The drawing below shows a person who, starting from rest at the top of a cliff, swings down at the end of a rope, releases it, and falls into the water below. There are two paths by which the person can enter the water. Suppose he enters the water at a speed of 18.0 m/s via path 1. How fast is he moving on path 2 when he releases the rope at a height of 4.35 m above the water? Ignore the effects of air resistance.

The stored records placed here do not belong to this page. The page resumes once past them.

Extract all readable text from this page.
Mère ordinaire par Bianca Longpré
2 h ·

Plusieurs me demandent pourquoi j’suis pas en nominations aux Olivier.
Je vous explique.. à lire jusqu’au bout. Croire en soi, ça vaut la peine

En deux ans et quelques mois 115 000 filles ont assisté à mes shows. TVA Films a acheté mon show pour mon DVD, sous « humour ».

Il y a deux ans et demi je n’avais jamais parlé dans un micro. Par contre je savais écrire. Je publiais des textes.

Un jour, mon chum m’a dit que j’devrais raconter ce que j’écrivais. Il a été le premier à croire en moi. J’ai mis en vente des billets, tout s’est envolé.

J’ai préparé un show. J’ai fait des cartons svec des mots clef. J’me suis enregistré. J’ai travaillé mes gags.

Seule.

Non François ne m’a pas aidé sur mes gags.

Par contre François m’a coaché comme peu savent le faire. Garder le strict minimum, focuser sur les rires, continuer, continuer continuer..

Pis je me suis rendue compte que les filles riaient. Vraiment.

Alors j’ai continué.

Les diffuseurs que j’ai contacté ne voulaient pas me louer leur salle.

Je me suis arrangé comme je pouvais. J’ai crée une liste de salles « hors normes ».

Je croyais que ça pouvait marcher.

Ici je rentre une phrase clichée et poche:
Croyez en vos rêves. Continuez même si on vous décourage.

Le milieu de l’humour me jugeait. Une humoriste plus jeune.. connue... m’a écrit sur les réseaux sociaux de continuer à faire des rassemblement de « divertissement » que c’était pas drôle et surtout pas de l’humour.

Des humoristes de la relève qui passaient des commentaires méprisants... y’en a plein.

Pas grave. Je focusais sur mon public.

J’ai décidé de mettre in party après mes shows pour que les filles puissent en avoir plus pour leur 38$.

To determine the speed at which the person is moving on path 2 when releasing the rope, we can use the principle of conservation of mechanical energy. The total mechanical energy of the person, consisting of potential energy and kinetic energy, remains constant throughout the motion.

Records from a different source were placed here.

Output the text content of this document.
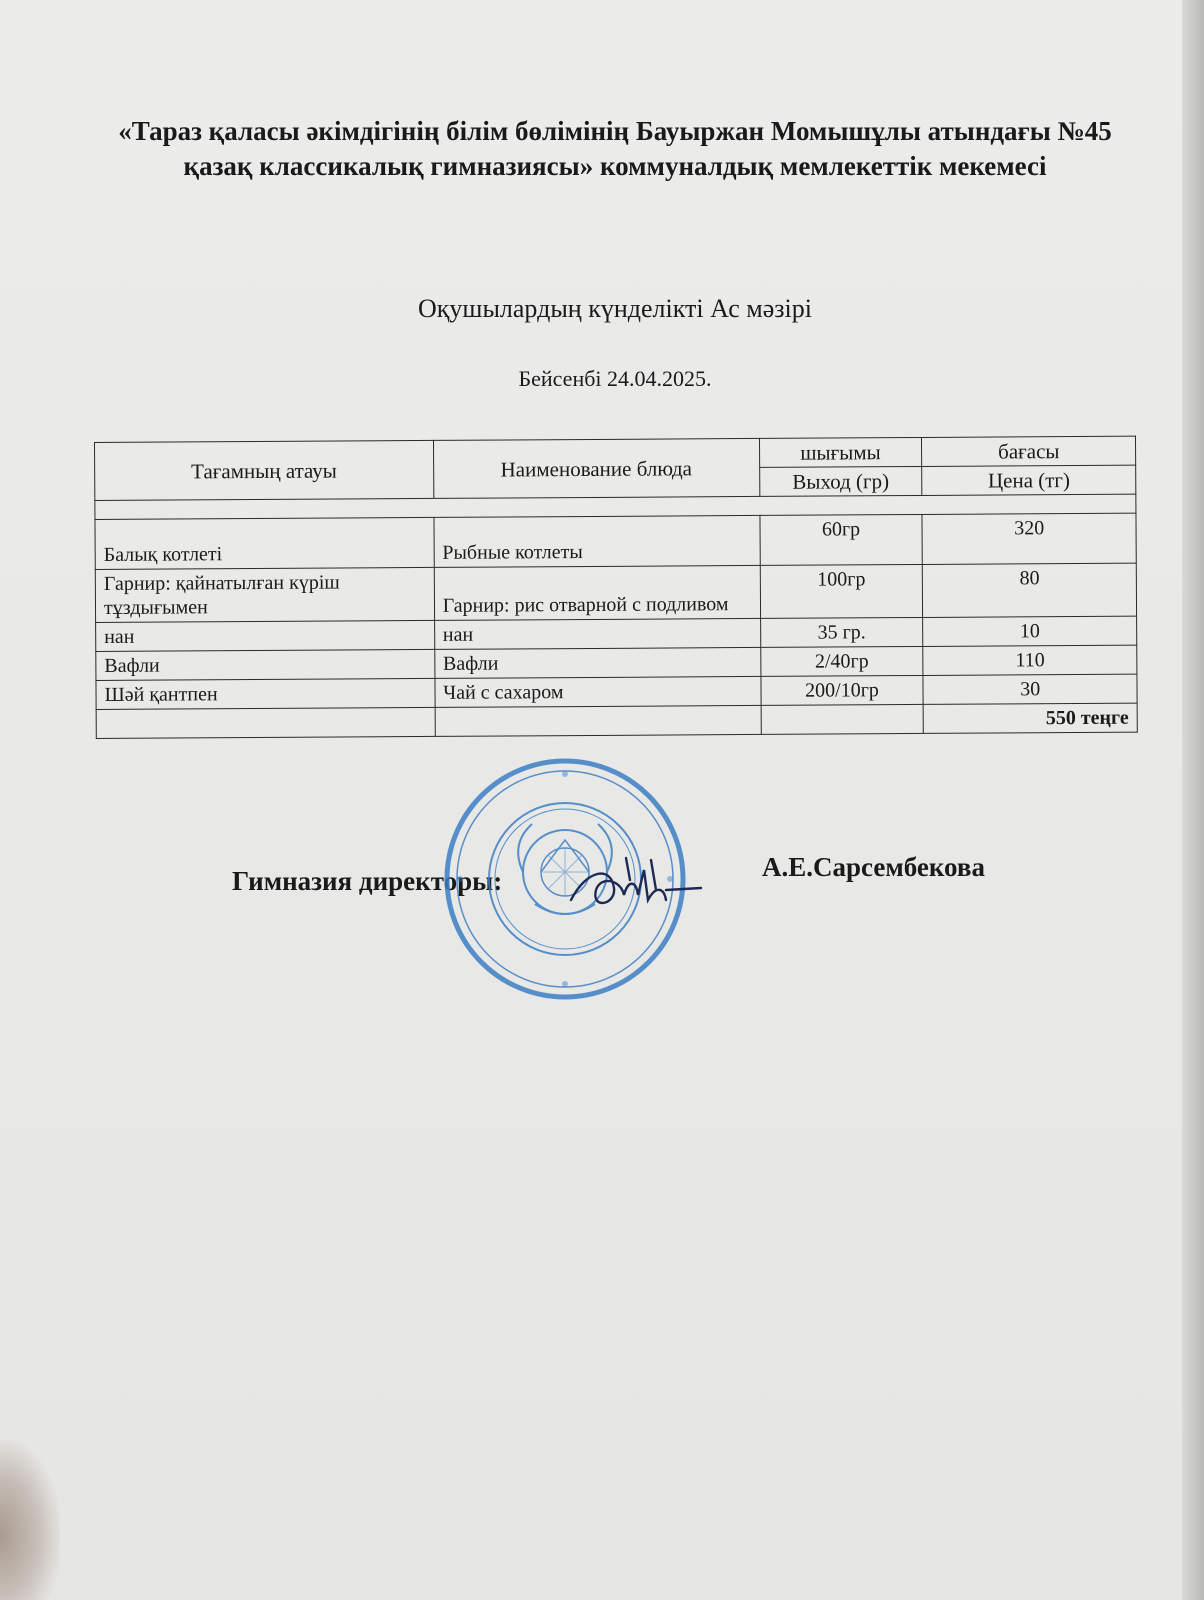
«Тараз қаласы әкімдігінің білім бөлімінің Бауыржан Момышұлы атындағы №45 қазақ классикалық гимназиясы» коммуналдық мемлекеттік мекемесі
Оқушылардың күнделікті Ас мәзірі
Бейсенбі 24.04.2025.
Тағамның атауы	Наименование блюда	шығымы	бағасы
		Выход (гр)	Цена (тг)

Балық котлеті	Рыбные котлеты	60гр	320
Гарнир: қайнатылған күріш тұздығымен	Гарнир: рис отварной с подливом	100гр	80
нан	нан	35 гр.	10
Вафли	Вафли	2/40гр	110
Шәй қантпен	Чай с сахаром	200/10гр	30
			550 теңге
Гимназия директоры:	А.Е.Сарсембекова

Let's define the following variables:
- v1: speed of the person on path 1 when releasing the rope (given: 18.0 m/s)
- h1: height of the cliff on path 1
- h2: height of the cliff on path 2 (given: 4.35 m)

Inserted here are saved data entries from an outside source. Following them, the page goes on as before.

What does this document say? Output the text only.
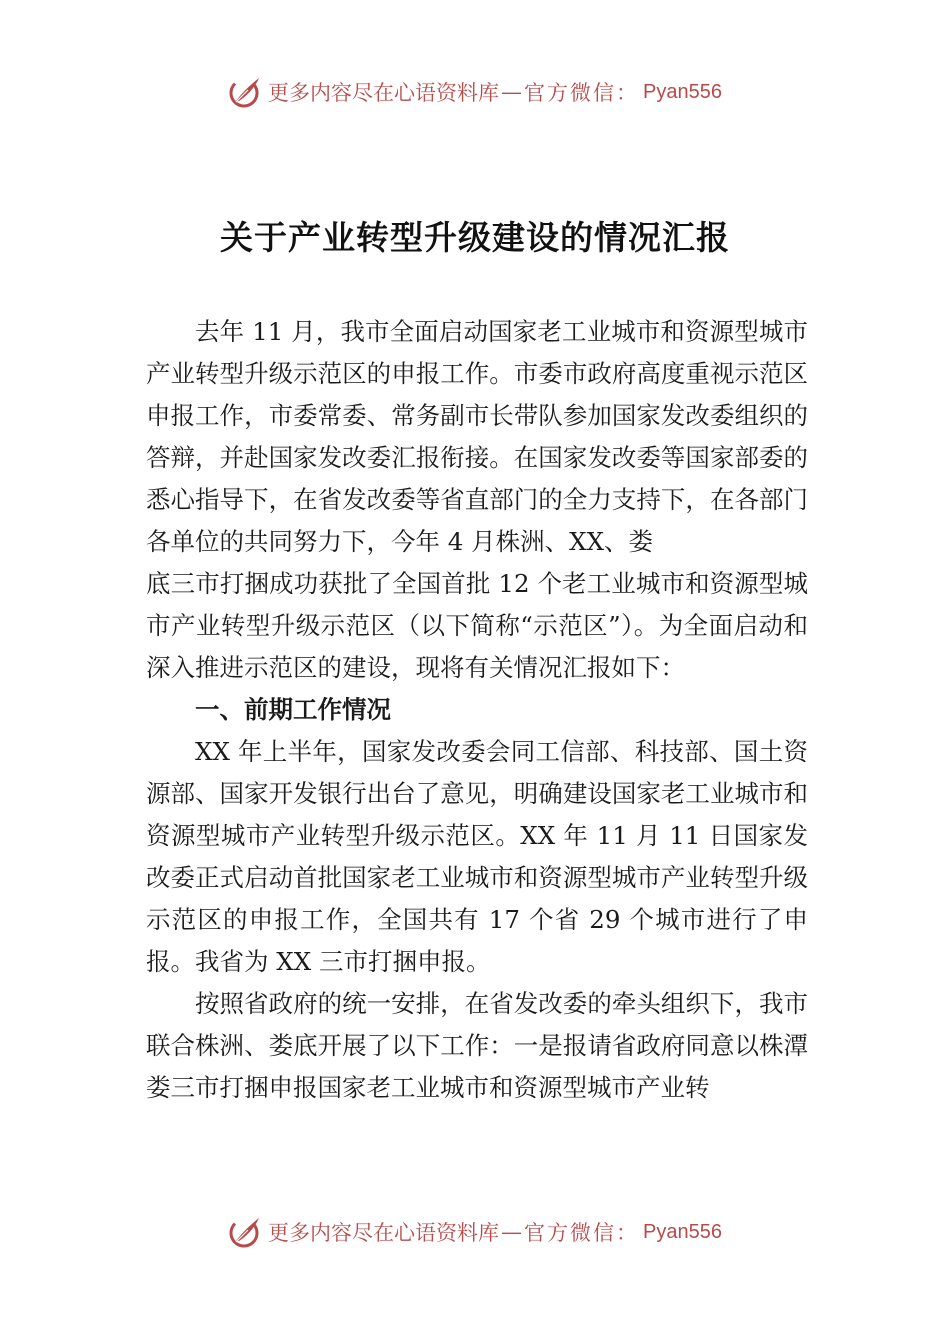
更多内容尽在心语资料库 — 官方微信： Pyan556
关于产业转型升级建设的情况汇报

去年 11 月，我市全面启动国家老工业城市和资源型城市产业转型升级示范区的申报工作。市委市政府高度重视示范区申报工作，市委常委、常务副市长带队参加国家发改委组织的答辩，并赴国家发改委汇报衔接。在国家发改委等国家部委的悉心指导下，在省发改委等省直部门的全力支持下，在各部门各单位的共同努力下，今年 4 月株洲、XX、娄

底三市打捆成功获批了全国首批 12 个老工业城市和资源型城市产业转型升级示范区（以下简称“示范区”）。为全面启动和深入推进示范区的建设，现将有关情况汇报如下：

一、前期工作情况

XX 年上半年，国家发改委会同工信部、科技部、国土资源部、国家开发银行出台了意见，明确建设国家老工业城市和资源型城市产业转型升级示范区。XX 年 11 月 11 日国家发改委正式启动首批国家老工业城市和资源型城市产业转型升级示范区的申报工作，全国共有 17 个省 29 个城市进行了申报。我省为 XX 三市打捆申报。

按照省政府的统一安排，在省发改委的牵头组织下，我市联合株洲、娄底开展了以下工作：一是报请省政府同意以株潭娄三市打捆申报国家老工业城市和资源型城市产业转

更多内容尽在心语资料库 — 官方微信： Pyan556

- v2: speed of the person on path 2 when releasing the rope (unknown)
The conservation of mechanical energy equation can be written as follows:
mgh1 + (1/2)mv1^2 = mgh2 + (1/2)mv2^2
Since the mass (m) of the person cancels out on both sides, we can simplify the equation to:
gh1 + (1/2)v1^2 = gh2 + (1/2)v2^2
We can rearrange the equation and solve for v2:
v2^2 = (2gh1 + v1^2 - 2gh2)
Now, substitute the known values into the equation:
v2^2 = (2 * 9.8 m/s^2 * h1 + (18.0 m/s)^2 - 2 * 9.8 m/s^2 * 4.35 m)
Calculate the value inside the parentheses:
v2^2 = (19.6 h1 + 324 - 85.26)
Therefore,
v2^2 = (19.6 h1 + 238.74)
Finally, take the square root of both sides to find the speed on path 2:
v2 = √(19.6 h1 + 238.74)
Note: To find the value of v2, you need to specify the height of the cliff on path 1 (h1).